No Texting While Driving is the Only Responsible Behavior

There is absolutely no good reason why you need to use a cell phone while you’re driving a car. Even if you’re using a hands-free phone to talk, it’s distracting and you are increasing your chances of getting in a car wreck. Moreover, you are gambling with the lives of everybody else on the road as well as your own. Is it really worth the risk?

At Azizi Law, we see the tragedies that bad car accidents cause all the time. Because as personal injury lawyers we see the people hurt and killed and not just the numbers, we want to encourage you to do everything you possibly can to drive safely, including turning your phone off or getting one of the many apps available which block text messages while you’re driving.

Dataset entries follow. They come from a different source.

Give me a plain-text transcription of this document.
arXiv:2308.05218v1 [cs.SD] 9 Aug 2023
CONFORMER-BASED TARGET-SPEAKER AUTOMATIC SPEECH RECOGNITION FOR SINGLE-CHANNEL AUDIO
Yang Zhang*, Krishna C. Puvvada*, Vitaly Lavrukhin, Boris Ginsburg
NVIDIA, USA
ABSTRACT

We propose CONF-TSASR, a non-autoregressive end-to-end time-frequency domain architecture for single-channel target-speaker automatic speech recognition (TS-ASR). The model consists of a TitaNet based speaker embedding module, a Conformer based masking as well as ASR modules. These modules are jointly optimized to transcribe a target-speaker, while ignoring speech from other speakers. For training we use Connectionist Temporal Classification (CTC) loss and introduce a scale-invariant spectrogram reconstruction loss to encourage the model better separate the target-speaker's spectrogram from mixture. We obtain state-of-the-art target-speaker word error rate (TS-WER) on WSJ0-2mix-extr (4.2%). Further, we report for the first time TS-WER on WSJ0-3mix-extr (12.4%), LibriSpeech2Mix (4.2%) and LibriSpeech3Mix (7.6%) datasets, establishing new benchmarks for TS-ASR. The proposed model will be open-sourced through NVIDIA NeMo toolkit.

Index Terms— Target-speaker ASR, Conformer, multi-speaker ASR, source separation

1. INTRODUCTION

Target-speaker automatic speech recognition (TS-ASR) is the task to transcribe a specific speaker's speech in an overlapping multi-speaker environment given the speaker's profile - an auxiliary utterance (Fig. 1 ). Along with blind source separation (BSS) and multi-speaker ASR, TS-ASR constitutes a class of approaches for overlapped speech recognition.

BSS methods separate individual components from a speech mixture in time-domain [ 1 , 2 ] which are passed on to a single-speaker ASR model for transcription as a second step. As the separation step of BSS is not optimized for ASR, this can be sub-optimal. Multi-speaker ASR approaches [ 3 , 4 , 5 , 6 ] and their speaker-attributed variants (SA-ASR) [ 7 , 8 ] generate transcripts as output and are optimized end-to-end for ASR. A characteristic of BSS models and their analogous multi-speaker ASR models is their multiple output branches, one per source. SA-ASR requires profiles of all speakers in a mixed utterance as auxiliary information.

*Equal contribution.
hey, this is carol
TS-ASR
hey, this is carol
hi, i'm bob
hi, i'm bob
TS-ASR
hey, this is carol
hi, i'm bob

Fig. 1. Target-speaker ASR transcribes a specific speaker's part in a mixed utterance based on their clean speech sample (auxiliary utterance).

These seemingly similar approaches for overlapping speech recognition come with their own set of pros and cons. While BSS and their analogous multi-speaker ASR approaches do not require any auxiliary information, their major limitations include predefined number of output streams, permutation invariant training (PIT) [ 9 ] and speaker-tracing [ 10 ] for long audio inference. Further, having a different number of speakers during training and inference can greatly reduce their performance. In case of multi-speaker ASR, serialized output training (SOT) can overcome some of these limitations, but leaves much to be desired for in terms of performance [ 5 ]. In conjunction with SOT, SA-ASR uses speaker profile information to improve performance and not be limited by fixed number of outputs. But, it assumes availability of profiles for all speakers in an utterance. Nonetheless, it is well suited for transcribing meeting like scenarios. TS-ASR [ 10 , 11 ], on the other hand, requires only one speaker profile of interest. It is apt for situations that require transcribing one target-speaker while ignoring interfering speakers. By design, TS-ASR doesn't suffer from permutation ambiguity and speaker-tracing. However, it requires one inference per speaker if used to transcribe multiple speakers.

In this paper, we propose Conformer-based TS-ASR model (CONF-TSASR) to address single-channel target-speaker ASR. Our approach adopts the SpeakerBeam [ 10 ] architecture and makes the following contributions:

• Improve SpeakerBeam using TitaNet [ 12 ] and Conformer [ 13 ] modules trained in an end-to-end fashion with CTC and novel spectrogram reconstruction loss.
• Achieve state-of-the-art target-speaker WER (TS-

You don’t owe it to anybody to engage in an electronic conversation while driving, and people will respect your choice to be unavailable to communicate while you are on the road. Regarding texting and driving, this is one behavior where you can be a leader and set a good example for others by driving safely. By doing so, you may inspire your friends and family to refrain from reckless driving and prevent a serious crash from occurring. Besides, you may find that you enjoy a break from the demands of your phone for a few minutes every day.